もしも話 これは全部風邪のせい

「津原くん……平気?」


「た、橘さん。」


俺が風邪を引いて休んだ次の日、何故か別れたはずの元カノさんがやって来た。いやいやおかしいだろ、つかよく来れたね俺なら行かないよ。


「様子気になっちゃって、顔色は良さそうだね。」


「ま、まあ寝たら良くなったから。」


「そっか良かった。」


そう言って微笑む橘さん、何故か動揺する俺。これは風邪に浮かされた、気の迷いだと思うんだが。ほらあるじゃん?弱ってるとき良くされると、なんか好きになる奴。


「えっと……あがっても良かったり、する?」


「あ、ああどうぞ。」


色々考えてる所に言われた提案、思わず了承しちまった。改めてメンタル凄いな君尊敬しちゃうわ。そうして二人で俺の部屋に、あれ?まずくないこれ?


「あれだけ一緒にいたのに、お部屋は初めてだね。」


「まあいっつも女子で、なんか話してたもんな。」


「ずっと津原くんを一人にして……よくないことしてたって分かったよ。」


唐突に始まった反省会を聞きながら、俺はこの状況をどうするか悩んでいた。元カノと2人で俺は病み上がりで、正直頭がまだ混乱してる。


「まあもう終わった関係だし、気にすることないだろ。」


「だとしてもかな。もういいからって、言わないのは違うと思うの。」


「そんなもんか。」


「そんなもんだよ。

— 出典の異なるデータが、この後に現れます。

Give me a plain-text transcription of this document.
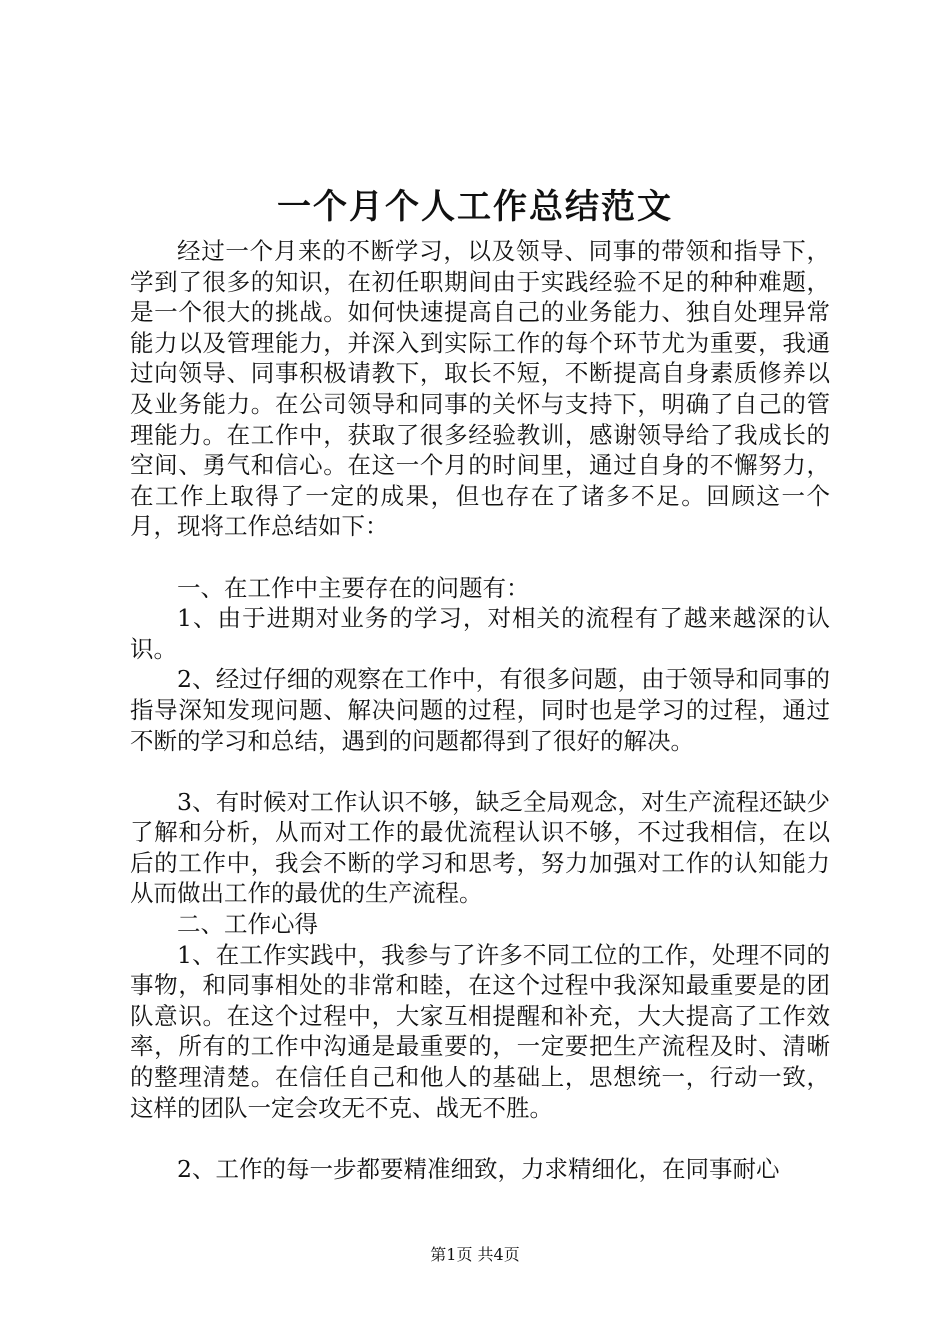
一个月个人工作总结范文

经过一个月来的不断学习，以及领导、同事的带领和指导下，学到了很多的知识，在初任职期间由于实践经验不足的种种难题，是一个很大的挑战。如何快速提高自己的业务能力、独自处理异常能力以及管理能力，并深入到实际工作的每个环节尤为重要，我通过向领导、同事积极请教下，取长不短，不断提高自身素质修养以及业务能力。在公司领导和同事的关怀与支持下，明确了自己的管理能力。在工作中，获取了很多经验教训，感谢领导给了我成长的空间、勇气和信心。在这一个月的时间里，通过自身的不懈努力，在工作上取得了一定的成果，但也存在了诸多不足。回顾这一个月，现将工作总结如下：

一、在工作中主要存在的问题有：

1、由于进期对业务的学习，对相关的流程有了越来越深的认识。

2、经过仔细的观察在工作中，有很多问题，由于领导和同事的指导深知发现问题、解决问题的过程，同时也是学习的过程，通过不断的学习和总结，遇到的问题都得到了很好的解决。

3、有时候对工作认识不够，缺乏全局观念，对生产流程还缺少了解和分析，从而对工作的最优流程认识不够，不过我相信，在以后的工作中，我会不断的学习和思考，努力加强对工作的认知能力从而做出工作的最优的生产流程。

二、工作心得

1、在工作实践中，我参与了许多不同工位的工作，处理不同的事物，和同事相处的非常和睦，在这个过程中我深知最重要是的团队意识。在这个过程中，大家互相提醒和补充，大大提高了工作效率，所有的工作中沟通是最重要的，一定要把生产流程及时、清晰的整理清楚。在信任自己和他人的基础上，思想统一，行动一致，这样的团队一定会攻无不克、战无不胜。

2、工作的每一步都要精准细致，力求精细化，在同事耐心

第1页 共4页
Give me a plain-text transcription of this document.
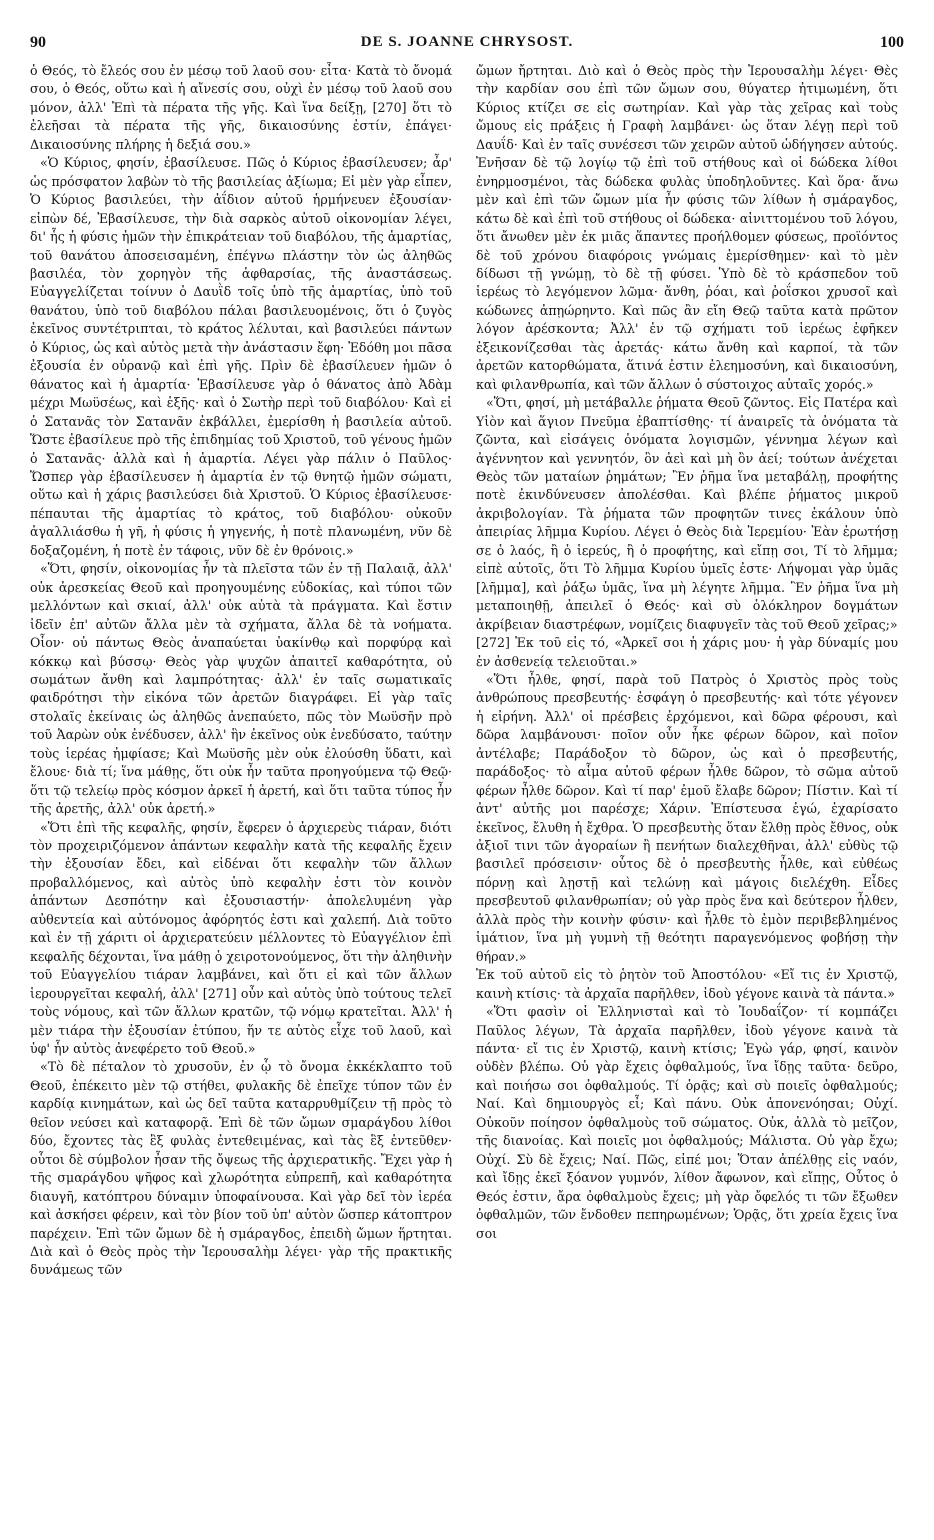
90	DE S. JOANNE CHRYSOST.	100

ὁ Θεός, τὸ ἔλεός σου ἐν μέσῳ τοῦ λαοῦ σου· εἶτα· Κατὰ τὸ ὄνομά σου, ὁ Θεός, οὕτω καὶ ἡ αἴνεσίς σου, οὐχὶ ἐν μέσῳ τοῦ λαοῦ σου μόνον, ἀλλ' Ἐπὶ τὰ πέρατα τῆς γῆς. Καὶ ἵνα δείξῃ, [270] ὅτι τὸ ἐλεῆσαι τὰ πέρατα τῆς γῆς, δικαιοσύνης ἐστίν, ἐπάγει· Δικαιοσύνης πλήρης ἡ δεξιά σου.»

«Ὁ Κύριος, φησίν, ἐβασίλευσε. Πῶς ὁ Κύριος ἐβασίλευσεν; ἆρ' ὡς πρόσφατον λαβὼν τὸ τῆς βασιλείας ἀξίωμα; Εἰ μὲν γὰρ εἶπεν, Ὁ Κύριος βασιλεύει, τὴν ἀΐδιον αὐτοῦ ἡρμήνευεν ἐξουσίαν· εἰπὼν δέ, Ἐβασίλευσε, τὴν διὰ σαρκὸς αὐτοῦ οἰκονομίαν λέγει, δι' ἧς ἡ φύσις ἡμῶν τὴν ἐπικράτειαν τοῦ διαβόλου, τῆς ἁμαρτίας, τοῦ θανάτου ἀποσεισαμένη, ἐπέγνω πλάστην τὸν ὡς ἀληθῶς βασιλέα, τὸν χορηγὸν τῆς ἀφθαρσίας, τῆς ἀναστάσεως. Εὐαγγελίζεται τοίνυν ὁ Δαυῒδ τοῖς ὑπὸ τῆς ἁμαρτίας, ὑπὸ τοῦ θανάτου, ὑπὸ τοῦ διαβόλου πάλαι βασιλευομένοις, ὅτι ὁ ζυγὸς ἐκεῖνος συντέτριπται, τὸ κράτος λέλυται, καὶ βασιλεύει πάντων ὁ Κύριος, ὡς καὶ αὐτὸς μετὰ τὴν ἀνάστασιν ἔφη· Ἐδόθη μοι πᾶσα ἐξουσία ἐν οὐρανῷ καὶ ἐπὶ γῆς. Πρὶν δὲ ἐβασίλευεν ἡμῶν ὁ θάνατος καὶ ἡ ἁμαρτία· Ἐβασίλευσε γὰρ ὁ θάνατος ἀπὸ Ἀδὰμ μέχρι Μωϋσέως, καὶ ἑξῆς· καὶ ὁ Σωτὴρ περὶ τοῦ διαβόλου· Καὶ εἰ ὁ Σατανᾶς τὸν Σατανᾶν ἐκβάλλει, ἐμερίσθη ἡ βασιλεία αὐτοῦ. Ὥστε ἐβασίλευε πρὸ τῆς ἐπιδημίας τοῦ Χριστοῦ, τοῦ γένους ἡμῶν ὁ Σατανᾶς· ἀλλὰ καὶ ἡ ἁμαρτία. Λέγει γὰρ πάλιν ὁ Παῦλος· Ὥσπερ γὰρ ἐβασίλευσεν ἡ ἁμαρτία ἐν τῷ θνητῷ ἡμῶν σώματι, οὕτω καὶ ἡ χάρις βασιλεύσει διὰ Χριστοῦ. Ὁ Κύριος ἐβασίλευσε· πέπαυται τῆς ἁμαρτίας τὸ κράτος, τοῦ διαβόλου· οὐκοῦν ἀγαλλιάσθω ἡ γῆ, ἡ φύσις ἡ γηγενής, ἡ ποτὲ πλανωμένη, νῦν δὲ δοξαζομένη, ἡ ποτὲ ἐν τάφοις, νῦν δὲ ἐν θρόνοις.»

«Ὅτι, φησίν, οἰκονομίας ἦν τὰ πλεῖστα τῶν ἐν τῇ Παλαιᾷ, ἀλλ' οὐκ ἀρεσκείας Θεοῦ καὶ προηγουμένης εὐδοκίας, καὶ τύποι τῶν μελλόντων καὶ σκιαί, ἀλλ' οὐκ αὐτὰ τὰ πράγματα. Καὶ ἔστιν ἰδεῖν ἐπ' αὐτῶν ἄλλα μὲν τὰ σχήματα, ἄλλα δὲ τὰ νοήματα. Οἷον· οὐ πάντως Θεὸς ἀναπαύεται ὑακίνθῳ καὶ πορφύρᾳ καὶ κόκκῳ καὶ βύσσῳ· Θεὸς γὰρ ψυχῶν ἀπαιτεῖ καθαρότητα, οὐ σωμάτων ἄνθη καὶ λαμπρότητας· ἀλλ' ἐν ταῖς σωματικαῖς φαιδρότησι τὴν εἰκόνα τῶν ἀρετῶν διαγράφει. Εἰ γὰρ ταῖς στολαῖς ἐκείναις ὡς ἀληθῶς ἀνεπαύετο, πῶς τὸν Μωϋσῆν πρὸ τοῦ Ἀαρὼν οὐκ ἐνέδυσεν, ἀλλ' ἣν ἐκεῖνος οὐκ ἐνεδύσατο, ταύτην τοὺς ἱερέας ἠμφίασε; Καὶ Μωϋσῆς μὲν οὐκ ἐλούσθη ὕδατι, καὶ ἔλουε· διὰ τί; ἵνα μάθῃς, ὅτι οὐκ ἦν ταῦτα προηγούμενα τῷ Θεῷ· ὅτι τῷ τελείῳ πρὸς κόσμον ἀρκεῖ ἡ ἀρετή, καὶ ὅτι ταῦτα τύπος ἦν τῆς ἀρετῆς, ἀλλ' οὐκ ἀρετή.»

«Ὅτι ἐπὶ τῆς κεφαλῆς, φησίν, ἔφερεν ὁ ἀρχιερεὺς τιάραν, διότι τὸν προχειριζόμενον ἁπάντων κεφαλὴν κατὰ τῆς κεφαλῆς ἔχειν τὴν ἐξουσίαν ἔδει, καὶ εἰδέναι ὅτι κεφαλὴν τῶν ἄλλων προβαλλόμενος, καὶ αὐτὸς ὑπὸ κεφαλὴν ἐστι τὸν κοινὸν ἁπάντων Δεσπότην καὶ ἐξουσιαστήν· ἀπολελυμένη γὰρ αὐθεντεία καὶ αὐτόνομος ἀφόρητός ἐστι καὶ χαλεπή. Διὰ τοῦτο καὶ ἐν τῇ χάριτι οἱ ἀρχιερατεύειν μέλλοντες τὸ Εὐαγγέλιον ἐπὶ κεφαλῆς δέχονται, ἵνα μάθῃ ὁ χειροτονούμενος, ὅτι τὴν ἀληθινὴν τοῦ Εὐαγγελίου τιάραν λαμβάνει, καὶ ὅτι εἰ καὶ τῶν ἄλλων ἱερουργεῖται κεφαλή, ἀλλ' [271] οὖν καὶ αὐτὸς ὑπὸ τούτους τελεῖ τοὺς νόμους, καὶ τῶν ἄλλων κρατῶν, τῷ νόμῳ κρατεῖται. Ἀλλ' ἡ μὲν τιάρα τὴν ἐξουσίαν ἐτύπου, ἥν τε αὐτὸς εἶχε τοῦ λαοῦ, καὶ ὑφ' ἧν αὐτὸς ἀνεφέρετο τοῦ Θεοῦ.»

«Τὸ δὲ πέταλον τὸ χρυσοῦν, ἐν ᾧ τὸ ὄνομα ἐκκέκλαπτο τοῦ Θεοῦ, ἐπέκειτο μὲν τῷ στήθει, φυλακῆς δὲ ἐπεῖχε τύπον τῶν ἐν καρδίᾳ κινημάτων, καὶ ὡς δεῖ ταῦτα καταρρυθμίζειν τῇ πρὸς τὸ θεῖον νεύσει καὶ καταφορᾷ. Ἐπὶ δὲ τῶν ὤμων σμαράγδου λίθοι δύο, ἔχοντες τὰς ἓξ φυλὰς ἐντεθειμένας, καὶ τὰς ἓξ ἐντεῦθεν· οὗτοι δὲ σύμβολον ἦσαν τῆς ὄψεως τῆς ἀρχιερατικῆς. Ἔχει γὰρ ἡ τῆς σμαράγδου ψῆφος καὶ χλωρότητα εὐπρεπῆ, καὶ καθαρότητα διαυγῆ, κατόπτρου δύναμιν ὑποφαίνουσα. Καὶ γὰρ δεῖ τὸν ἱερέα καὶ ἀσκήσει φέρειν, καὶ τὸν βίον τοῦ ὑπ' αὐτὸν ὥσπερ κάτοπτρον παρέχειν. Ἐπὶ τῶν ὤμων δὲ ἡ σμάραγδος, ἐπειδὴ ὤμων ἥρτηται. Διὰ καὶ ὁ Θεὸς πρὸς τὴν Ἱερουσαλὴμ λέγει· γὰρ τῆς πρακτικῆς δυνάμεως τῶν

ὤμων ἤρτηται. Διὸ καὶ ὁ Θεὸς πρὸς τὴν Ἱερουσαλὴμ λέγει· Θὲς τὴν καρδίαν σου ἐπὶ τῶν ὤμων σου, θύγατερ ἠτιμωμένη, ὅτι Κύριος κτίζει σε εἰς σωτηρίαν. Καὶ γὰρ τὰς χεῖρας καὶ τοὺς ὤμους εἰς πράξεις ἡ Γραφὴ λαμβάνει· ὡς ὅταν λέγῃ περὶ τοῦ Δαυΐδ· Καὶ ἐν ταῖς συνέσεσι τῶν χειρῶν αὐτοῦ ὡδήγησεν αὐτούς. Ἐνῆσαν δὲ τῷ λογίῳ τῷ ἐπὶ τοῦ στήθους καὶ οἱ δώδεκα λίθοι ἐνηρμοσμένοι, τὰς δώδεκα φυλὰς ὑποδηλοῦντες. Καὶ ὅρα· ἄνω μὲν καὶ ἐπὶ τῶν ὤμων μία ἦν φύσις τῶν λίθων ἡ σμάραγδος, κάτω δὲ καὶ ἐπὶ τοῦ στήθους οἱ δώδεκα· αἰνιττομένου τοῦ λόγου, ὅτι ἄνωθεν μὲν ἐκ μιᾶς ἅπαντες προήλθομεν φύσεως, προϊόντος δὲ τοῦ χρόνου διαφόροις γνώμαις ἐμερίσθημεν· καὶ τὸ μὲν δίδωσι τῇ γνώμῃ, τὸ δὲ τῇ φύσει. Ὑπὸ δὲ τὸ κράσπεδον τοῦ ἱερέως τὸ λεγόμενον λῶμα· ἄνθη, ῥόαι, καὶ ῥοΐσκοι χρυσοῖ καὶ κώδωνες ἀπῃώρηντο. Καὶ πῶς ἂν εἴη Θεῷ ταῦτα κατὰ πρῶτον λόγον ἀρέσκοντα; Ἀλλ' ἐν τῷ σχήματι τοῦ ἱερέως ἐφῆκεν ἐξεικονίζεσθαι τὰς ἀρετάς· κάτω ἄνθη καὶ καρποί, τὰ τῶν ἀρετῶν κατορθώματα, ἅτινά ἐστιν ἐλεημοσύνη, καὶ δικαιοσύνη, καὶ φιλανθρωπία, καὶ τῶν ἄλλων ὁ σύστοιχος αὐταῖς χορός.»

«Ὅτι, φησί, μὴ μετάβαλλε ῥήματα Θεοῦ ζῶντος. Εἰς Πατέρα καὶ Υἱὸν καὶ ἅγιον Πνεῦμα ἐβαπτίσθης· τί ἀναιρεῖς τὰ ὀνόματα τὰ ζῶντα, καὶ εἰσάγεις ὀνόματα λογισμῶν, γέννημα λέγων καὶ ἀγέννητον καὶ γεννητόν, ὃν ἀεὶ καὶ μὴ ὂν ἀεί; τούτων ἀνέχεται Θεὸς τῶν ματαίων ῥημάτων; Ἓν ῥῆμα ἵνα μεταβάλῃ, προφήτης ποτὲ ἐκινδύνευσεν ἀπολέσθαι. Καὶ βλέπε ῥήματος μικροῦ ἀκριβολογίαν. Τὰ ῥήματα τῶν προφητῶν τινες ἐκάλουν ὑπὸ ἀπειρίας λῆμμα Κυρίου. Λέγει ὁ Θεὸς διὰ Ἱερεμίου· Ἐὰν ἐρωτήσῃ σε ὁ λαός, ἢ ὁ ἱερεύς, ἢ ὁ προφήτης, καὶ εἴπῃ σοι, Τί τὸ λῆμμα; εἰπὲ αὐτοῖς, ὅτι Τὸ λῆμμα Κυρίου ὑμεῖς ἐστε· Λήψομαι γὰρ ὑμᾶς [λῆμμα], καὶ ῥάξω ὑμᾶς, ἵνα μὴ λέγητε λῆμμα. Ἓν ῥῆμα ἵνα μὴ μεταποιηθῇ, ἀπειλεῖ ὁ Θεός· καὶ σὺ ὁλόκληρον δογμάτων ἀκρίβειαν διαστρέφων, νομίζεις διαφυγεῖν τὰς τοῦ Θεοῦ χεῖρας;»

[272] Ἐκ τοῦ εἰς τό, «Ἀρκεῖ σοι ἡ χάρις μου· ἡ γὰρ δύναμίς μου ἐν ἀσθενείᾳ τελειοῦται.»

«Ὅτι ἦλθε, φησί, παρὰ τοῦ Πατρὸς ὁ Χριστὸς πρὸς τοὺς ἀνθρώπους πρεσβευτής· ἐσφάγη ὁ πρεσβευτής· καὶ τότε γέγονεν ἡ εἰρήνη. Ἀλλ' οἱ πρέσβεις ἐρχόμενοι, καὶ δῶρα φέρουσι, καὶ δῶρα λαμβάνουσι· ποῖον οὖν ἧκε φέρων δῶρον, καὶ ποῖον ἀντέλαβε; Παράδοξον τὸ δῶρον, ὡς καὶ ὁ πρεσβευτής, παράδοξος· τὸ αἷμα αὐτοῦ φέρων ἦλθε δῶρον, τὸ σῶμα αὐτοῦ φέρων ἦλθε δῶρον. Καὶ τί παρ' ἐμοῦ ἔλαβε δῶρον; Πίστιν. Καὶ τί ἀντ' αὐτῆς μοι παρέσχε; Χάριν. Ἐπίστευσα ἐγώ, ἐχαρίσατο ἐκεῖνος, ἔλυθη ἡ ἔχθρα. Ὁ πρεσβευτὴς ὅταν ἔλθῃ πρὸς ἔθνος, οὐκ ἀξιοῖ τινι τῶν ἀγοραίων ἢ πενήτων διαλεχθῆναι, ἀλλ' εὐθὺς τῷ βασιλεῖ πρόσεισιν· οὗτος δὲ ὁ πρεσβευτὴς ἦλθε, καὶ εὐθέως πόρνῃ καὶ λῃστῇ καὶ τελώνῃ καὶ μάγοις διελέχθη. Εἶδες πρεσβευτοῦ φιλανθρωπίαν; οὐ γὰρ πρὸς ἕνα καὶ δεύτερον ἦλθεν, ἀλλὰ πρὸς τὴν κοινὴν φύσιν· καὶ ἦλθε τὸ ἐμὸν περιβεβλημένος ἱμάτιον, ἵνα μὴ γυμνὴ τῇ θεότητι παραγενόμενος φοβήσῃ τὴν θήραν.»

Ἐκ τοῦ αὐτοῦ εἰς τὸ ῥητὸν τοῦ Ἀποστόλου· «Εἴ τις ἐν Χριστῷ, καινὴ κτίσις· τὰ ἀρχαῖα παρῆλθεν, ἰδοὺ γέγονε καινὰ τὰ πάντα.»

«Ὅτι φασὶν οἱ Ἑλληνισταὶ καὶ τὸ Ἰουδαΐζον· τί κομπάζει Παῦλος λέγων, Τὰ ἀρχαῖα παρῆλθεν, ἰδοὺ γέγονε καινὰ τὰ πάντα· εἴ τις ἐν Χριστῷ, καινὴ κτίσις; Ἐγὼ γάρ, φησί, καινὸν οὐδὲν βλέπω. Οὐ γὰρ ἔχεις ὀφθαλμούς, ἵνα ἴδῃς ταῦτα· δεῦρο, καὶ ποιήσω σοι ὀφθαλμούς. Τί ὁρᾷς; καὶ σὺ ποιεῖς ὀφθαλμούς; Ναί. Καὶ δημιουργὸς εἶ; Καὶ πάνυ. Οὐκ ἀπονενόησαι; Οὐχί. Οὐκοῦν ποίησον ὀφθαλμοὺς τοῦ σώματος. Οὐκ, ἀλλὰ τὸ μεῖζον, τῆς διανοίας. Καὶ ποιεῖς μοι ὀφθαλμούς; Μάλιστα. Οὐ γὰρ ἔχω; Οὐχί. Σὺ δὲ ἔχεις; Ναί. Πῶς, εἰπέ μοι; Ὅταν ἀπέλθῃς εἰς ναόν, καὶ ἴδῃς ἐκεῖ ξόανον γυμνόν, λίθον ἄφωνον, καὶ εἴπῃς, Οὗτος ὁ Θεός ἐστιν, ἄρα ὀφθαλμοὺς ἔχεις; μὴ γὰρ ὄφελός τι τῶν ἔξωθεν ὀφθαλμῶν, τῶν ἔνδοθεν πεπηρωμένων; Ὁρᾷς, ὅτι χρεία ἔχεις ἵνα σοι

」


待て待て部屋に女子と二人だぁ?しかもしっとりな雰囲気だし、誰か助けてくれ!あと一人マトモな奴来てくれー!!


「……ねえ津原くん、津原くんは今幸せかな。」


「まあ憑き物が落ちたってか、気楽にはなれたかな。幸せってのは分からんけど。」


「そっか。」


とたんに下を向く橘さん。おや攻めすぎたか?憑き物は言い過ぎたか~いやこれまでの発言よりは、すげー優しいと思うんだが。


「あっ忘れてた!はい津原くん、これどうぞ。」


「あっどうもご親切に。」


その手にあるはスポドリ、風邪の相棒レベルにありがたいが……これ受け取った瞬間なにか発生しないよな。急に怖いお兄さんとか来ない?


「ちゃんと水分とらないとね。」


「お、おうありがとう。いくらだ、ちゃんと払う。」


「いいよこれくらい。」


「でもなぁ後腐れない方が」


「まあまあ飲んじゃって。」


そう言われ飲む俺。飲んだ後で気づいた、渡されたペットボトルの蓋が元から空いてた事に。なんか軽く空いたと思ったんだよな~ははは。


「……」


なんかその様子をじっと見てくる橘さん。穴が開くほどってこんな感じか、いや変に見られると飲みずらいんだが。


「あ、ありがとう橘さん。美味しかったよ。」


「ちゃんと飲めたね……良かった。」


ふと微笑む彼女の顔に、何故か妙に惹き付けられる。なんだ?熱がぶり返したか。ボーッとする気が、寝ないとマズイ。


「な、なあ橘さ、ん。」


「どうしたの?津原くん。」


そう言って首をかしげる彼女。何故だ目線が離せない、俺は何かされ


「津原くんどうしたの?ちょっとごめんね。」


まるで小さい子の熱を測るように、おでこを合わせてくる橘さん。思わずその唇に目が奪われる……近い近いやめろなんだこれ。


「ちょっと熱が……あっ。」


橘さんも気づいたのか、至近距離での見つめあいが続いてしまう。聞こえるのは二人の呼吸音くらい、変に汗が吹き出す。緊張してるのがバレバレだな。


「……津原くんが良いなら、いいよ。」


「な、なにを」


橘さんが目をつぶる、いわゆる待ちの姿勢だ。ここまでされて分からない男もいない、でも俺はこの人とはもう終わってて。でもこうしてお見舞いに来るほど好かれてて、俺の気持ちはドウナッテル。


「むー!津原くんの意気地無し。」


「い、いやだって俺達、そんな関係じゃないし。」


「お堅いよ津原くん。海外じゃ挨拶変わりに、チューするって聞いたことあるし。」


「ここ日本なんだが。」


「……でもまあいっか。その顔見れて、満足した。」


そして離れる橘さん、あれだ小悪魔みてえな笑い顔。


「じゃね津原くん、今度は我慢しちゃやだよ。」


バイバイ、と家から出ていった彼女。部屋に残ったのは妙な空気と、果てしなく動揺した俺。そして貰ったドリンクの空ボトルだけだった。




「ふふ……次は我慢できるかな♪」




これはあの日、他に誰もこなかった場合の話である。